Paper SS1-TuM5
H Induced CO Dissociation on Nickel Surfaces

Tuesday, October 16, 2007, 9:20 am, Room 608

The dissociation of CO is both a model test reaction on clean single crystals and a relevant reaction step for industrial methanation. Much attention has therefore been dedicated to understanding the details of the mechanism. First of all, there seems to be a lack of consensus on whether CO can dissociate on Nickel at low temperatures (400 K) in a UHV experiment. In this work we have used a Ni(14,13,13) crystal which is mis-cut in such a way that there is an atomic step for each 26 terrace atoms.
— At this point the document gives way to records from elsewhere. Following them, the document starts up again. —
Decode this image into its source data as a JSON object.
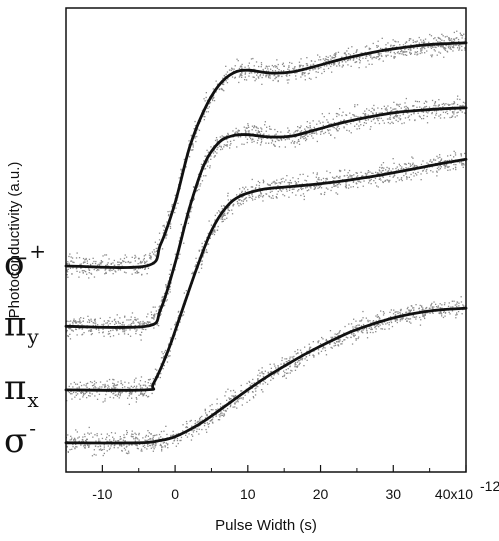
{
  "chart_data": {
    "type": "line",
    "xlabel": "Pulse Width (s)",
    "ylabel": "Photoconductivity (a.u.)",
    "x_ticks": [
      -10,
      0,
      10,
      20,
      30,
      40
    ],
    "x_tick_labels": [
      "-10",
      "0",
      "10",
      "20",
      "30",
      "40x10"
    ],
    "x_exponent": "-12",
    "xlim": [
      -15,
      40
    ],
    "ylim": [
      0,
      1
    ],
    "grid": false,
    "legend": "none",
    "colors": {
      "fit": "#111111",
      "scatter": "#8a8a8a"
    },
    "series": [
      {
        "label_base": "σ",
        "label_mark": "+",
        "mark_type": "sup",
        "x": [
          -15,
          -4,
          -2,
          0,
          2,
          4,
          6,
          8,
          10,
          13,
          16,
          19,
          22,
          25,
          28,
          31,
          34,
          37,
          40
        ],
        "y": [
          0.444,
          0.444,
          0.49,
          0.58,
          0.7,
          0.78,
          0.833,
          0.86,
          0.866,
          0.86,
          0.862,
          0.873,
          0.886,
          0.897,
          0.907,
          0.914,
          0.92,
          0.923,
          0.925
        ]
      },
      {
        "label_base": "π",
        "label_mark": "y",
        "mark_type": "sub",
        "x": [
          -15,
          -4,
          -2,
          0,
          2,
          4,
          6,
          8,
          10,
          13,
          16,
          19,
          22,
          25,
          28,
          31,
          34,
          37,
          40
        ],
        "y": [
          0.314,
          0.314,
          0.35,
          0.45,
          0.57,
          0.663,
          0.71,
          0.725,
          0.727,
          0.722,
          0.724,
          0.736,
          0.749,
          0.76,
          0.769,
          0.776,
          0.78,
          0.783,
          0.785
        ]
      },
      {
        "label_base": "π",
        "label_mark": "x",
        "mark_type": "sub",
        "x": [
          -15,
          -4,
          -3,
          -1,
          1,
          3,
          5,
          7,
          9,
          12,
          15,
          18,
          22,
          26,
          30,
          34,
          37,
          40
        ],
        "y": [
          0.177,
          0.177,
          0.19,
          0.26,
          0.35,
          0.44,
          0.52,
          0.57,
          0.595,
          0.609,
          0.614,
          0.618,
          0.625,
          0.634,
          0.645,
          0.657,
          0.666,
          0.674
        ]
      },
      {
        "label_base": "σ",
        "label_mark": "-",
        "mark_type": "sup",
        "x": [
          -15,
          -5,
          -2,
          0,
          3,
          6,
          9,
          12,
          15,
          18,
          21,
          24,
          27,
          30,
          33,
          36,
          40
        ],
        "y": [
          0.063,
          0.063,
          0.068,
          0.076,
          0.1,
          0.132,
          0.166,
          0.199,
          0.228,
          0.255,
          0.279,
          0.301,
          0.318,
          0.332,
          0.342,
          0.349,
          0.353
        ]
      }
    ]
  }
}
We show that CO (which has carefully been cleaned from Ni(CO)₄) does not dissociate unless the temperature is larger than 400 K and there are atomic steps present on the surface. If the steps are blocked by sulfur no dissociation could be measured under UHV conditions. The activation energy for dissociation is found to be 1.6 eV, which is slightly larger than that for desorption. This observation is found to corroborate with DFT calculations indicating a barrier for dissociation of 1.7 eV. This is, however, in contrast with the activation energy of 1.07 eV and 1.01 eV observed for the methanation reaction on single crystals and real supported catalysts, respectively. Furthermore, surprisingly small prefactors for those reactions have been reported in both cases. By investigating the possible pathways using DFT, a much lower barrier for CO dissociation of 1.08 eV was identified when considering a COH intermediate. By incorporating this intermediate in the reaction pathway, the low activation energy and low prefactors can be explained in terms of a COH intermediate dissociating on step sites both in the single crystal experiments and on the nanoparticles constituting the real catalysts. In the latter case the conclusion is further confirmed by investigations of the relation between the particle size and the catalytic rate, where a strong deviation from a simple surface area effect is found.